IFC, a member of the World Bank Group, has helped Zambia create a modern secured transactions law, which will allow entrepreneurs and smaller businesses in the country to use moveable collateral to access loans, supporting growth and financial inclusion and strengthening the financial system.
The law, the ‘Personal Property Security Interest Act’, creates a legal framework that will allow borrowers to use moveable collateral, such as equipment, machinery, inventory, and other types of moveable property to access finance. It will especially help those who do not own non-moveable collateral (such as land), including many women entrepreneurs.
Elaine MacEachern, Global Specialist, Secured Transactions and Collateral Registries for the World Bank Group’s Finance and Markets Global Practice, said: “The enactment of this law is a critical first step in developing a secured lending framework in Zambia that protects the rights of all types of regulated financial institutions, microfinance institutions, and leasing companies, encouraging them to provide financing secured by moveable collateral.

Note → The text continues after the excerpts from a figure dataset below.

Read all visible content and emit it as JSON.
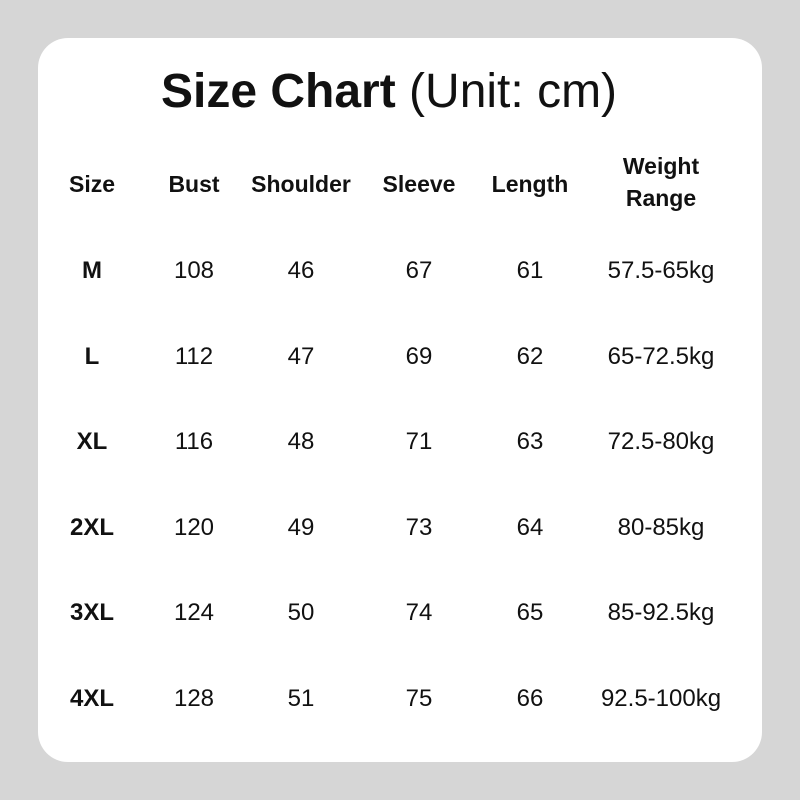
{
  "title": {
    "bold": "Size Chart",
    "unit": "(Unit: cm)"
  },
  "headers": [
    "Size",
    "Bust",
    "Shoulder",
    "Sleeve",
    "Length",
    "Weight\nRange"
  ],
  "rows": [
    [
      "M",
      "108",
      "46",
      "67",
      "61",
      "57.5-65kg"
    ],
    [
      "L",
      "112",
      "47",
      "69",
      "62",
      "65-72.5kg"
    ],
    [
      "XL",
      "116",
      "48",
      "71",
      "63",
      "72.5-80kg"
    ],
    [
      "2XL",
      "120",
      "49",
      "73",
      "64",
      "80-85kg"
    ],
    [
      "3XL",
      "124",
      "50",
      "74",
      "65",
      "85-92.5kg"
    ],
    [
      "4XL",
      "128",
      "51",
      "75",
      "66",
      "92.5-100kg"
    ]
  ]
}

To ensure this framework is complete, we must continue working with the Government of Zambia to build an online personal property security registry system.”
The establishment of a modern collateral registry in Zambia will allow small businesses and individuals lacking traditional collateral (such as land or real estate) to register their moveable assets as collateral in order to secure a loan from a financial institutions or other lending institutions.
By 2020, the project aims to have generated $2 billion in financing to firms and benefited 6,500 SMEs, 1,200 micro enterprises, and 1,200 women entrepreneurs.